Stephen J. Pyne, author of Five Suns: A Fire History of Mexico and more than 40 other books about fire, gave the keynote address at a fire-themed session at the Geological Society of America (GSA) annual meeting on September 23, 2024.  GSA previewed his address in this Youtube interview with him, “How Our Relationship with Fire Has Changed Through Time with Dr. Stephen Pyne.”

Pyne is a fire historian, urban farmer, and emeritus professor at Arizona State University. He spent 15 seasons with the North Rim Longshots, a fire crew at Grand Canyon National Park. 

During the interview, Dr. Rachel Phillips, a GSA Science Communication Fellow, asked Pyne to explain more about the evolution of fire. He replied: “Fire is a shape shifter, I mean, fire is a reaction. It’s not a substance like earth, air, or water. It can assume many forms but it’s fundamentally a substance. Fire takes its character from its context so it synthesizes, it integrates its surroundings and as those surroundings change, fire changes. So, as oxygen levels on Earth change, fire changes. As plants and animals evolve and rearrange and organize terrestrial landscapes, fire assumes forms appropriate to those landscapes and those conditions.”

About Five Suns:

Narrating Mexico’s evolution of fire through five eras, historian Stephen J. Pyne describes the pre-human, pre-Hispanic, colonial, industrializing (1880–1980), and contemporary (1980–2015) fire biography of this diverse and dynamic country.
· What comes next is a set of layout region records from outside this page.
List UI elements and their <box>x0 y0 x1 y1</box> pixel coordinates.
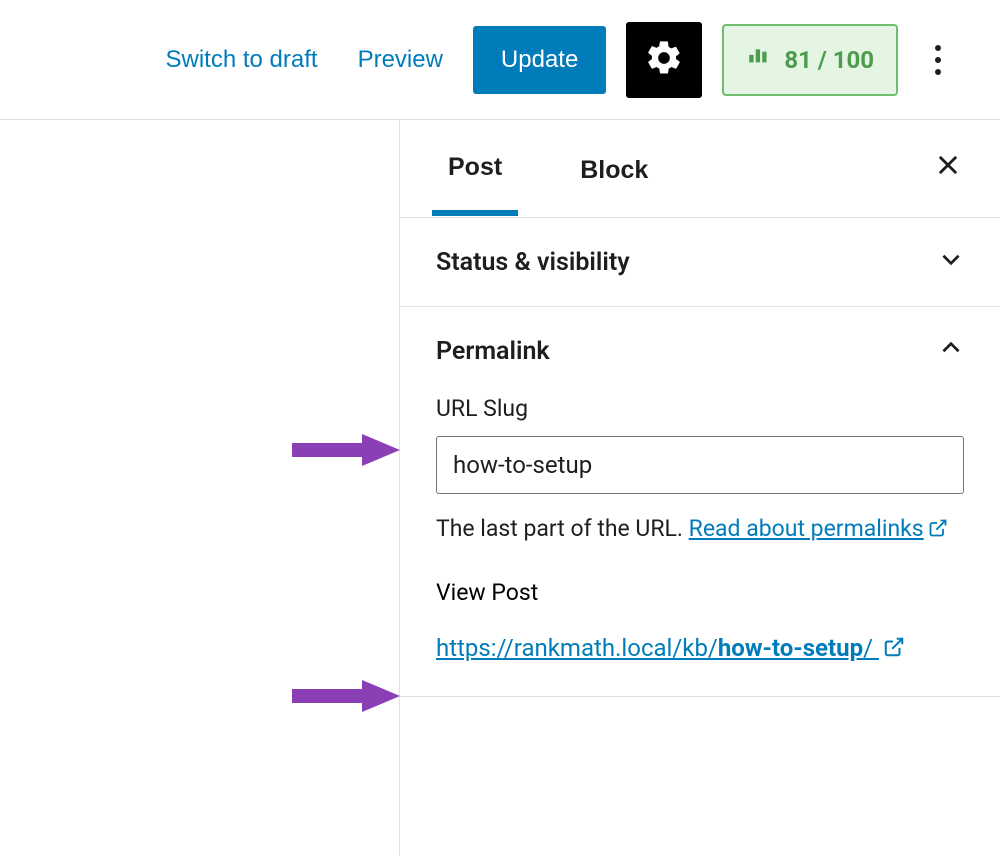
annotation-arrow <box>292 430 402 470</box>
read-about-permalinks-link[interactable]: Read about permalinks <box>689 515 948 542</box>
settings-sidebar: Post Block Status & visibility Permalink <box>400 120 1000 856</box>
panel-title: Status & visibility <box>436 248 630 277</box>
url-slug-input[interactable] <box>436 436 964 494</box>
permalink-trail: / <box>863 634 873 662</box>
panel-permalink: Permalink URL Slug The last part of the … <box>400 307 1000 697</box>
annotation-arrow <box>292 676 402 716</box>
close-sidebar-button[interactable] <box>928 149 968 189</box>
update-button[interactable]: Update <box>473 26 606 94</box>
editor-layout: Post Block Status & visibility Permalink <box>0 120 1000 856</box>
close-icon <box>934 150 962 186</box>
external-link-icon <box>883 632 905 668</box>
tab-block[interactable]: Block <box>564 124 664 213</box>
external-link-icon <box>928 514 948 549</box>
url-slug-label: URL Slug <box>436 395 964 422</box>
preview-button[interactable]: Preview <box>348 38 453 82</box>
permalink-slug: how-to-setup <box>718 634 863 662</box>
panel-title: Permalink <box>436 337 550 366</box>
help-text-prefix: The last part of the URL. <box>436 515 689 542</box>
permalink-base: https://rankmath.local/kb/ <box>436 634 718 662</box>
panel-status-visibility: Status & visibility <box>400 218 1000 307</box>
chart-icon <box>746 44 772 76</box>
tab-post[interactable]: Post <box>432 121 518 216</box>
panel-toggle-permalink[interactable]: Permalink <box>436 335 964 367</box>
permalink-panel-body: URL Slug The last part of the URL. Read … <box>436 367 964 668</box>
gear-icon <box>644 38 684 81</box>
url-slug-help: The last part of the URL. Read about per… <box>436 512 964 549</box>
settings-button[interactable] <box>626 22 702 98</box>
editor-canvas <box>0 120 400 856</box>
more-options-button[interactable] <box>924 30 952 90</box>
sidebar-tabs: Post Block <box>400 120 1000 218</box>
editor-toolbar: Switch to draft Preview Update 81 / 100 <box>0 0 1000 120</box>
panel-toggle-status-visibility[interactable]: Status & visibility <box>436 246 964 278</box>
view-post-label: View Post <box>436 579 964 606</box>
switch-to-draft-button[interactable]: Switch to draft <box>156 38 328 82</box>
view-post-link[interactable]: https://rankmath.local/kb/how-to-setup/ <box>436 630 964 668</box>
chevron-up-icon <box>938 335 964 367</box>
dots-icon <box>935 45 941 51</box>
seo-score-value: 81 / 100 <box>784 46 874 74</box>
chevron-down-icon <box>938 246 964 278</box>
seo-score-badge[interactable]: 81 / 100 <box>722 24 898 96</box>
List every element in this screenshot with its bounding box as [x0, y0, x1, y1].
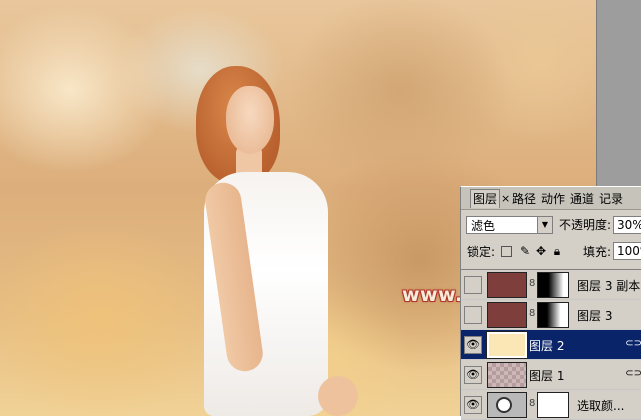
lock-transparency-icon[interactable] [501, 246, 512, 257]
layer-thumbnail [487, 302, 527, 328]
layer-name: 选取颜... [577, 399, 625, 413]
close-icon[interactable]: × [501, 191, 510, 207]
visibility-toggle[interactable] [464, 306, 482, 324]
layer-thumbnail [487, 362, 527, 388]
tab-layers[interactable]: 图层 [470, 189, 501, 208]
layer-row[interactable]: 8 图层 3 [461, 300, 641, 330]
layers-list: 8 图层 3 副本 8 图层 3 👁︎ 图层 2 ⊂⊃ 👁︎ 图层 1 ⊂⊃ 👁… [461, 269, 641, 420]
opacity-input[interactable]: 30% [613, 216, 641, 234]
link-icon: ⊂⊃ [625, 368, 641, 379]
eye-icon[interactable]: 👁︎ [464, 366, 482, 384]
link-icon: 8 [529, 308, 536, 319]
tab-channels[interactable]: 通道 [570, 190, 594, 208]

Creatively deploying the Aztec New Fire Ceremony and the “five suns” that it birthed, Pyne addresses the question, “Why does fire appear in Mexico the way it does?” Five Suns tells the saga through a pyric prism.

Mexico has become one of the top ten “firepowers” in the world today through its fire suppression capabilities, fire research, and industrial combustion, but also by those continuing customary practices that have become increasingly significant to a world that suffers too much combustion and too little fire.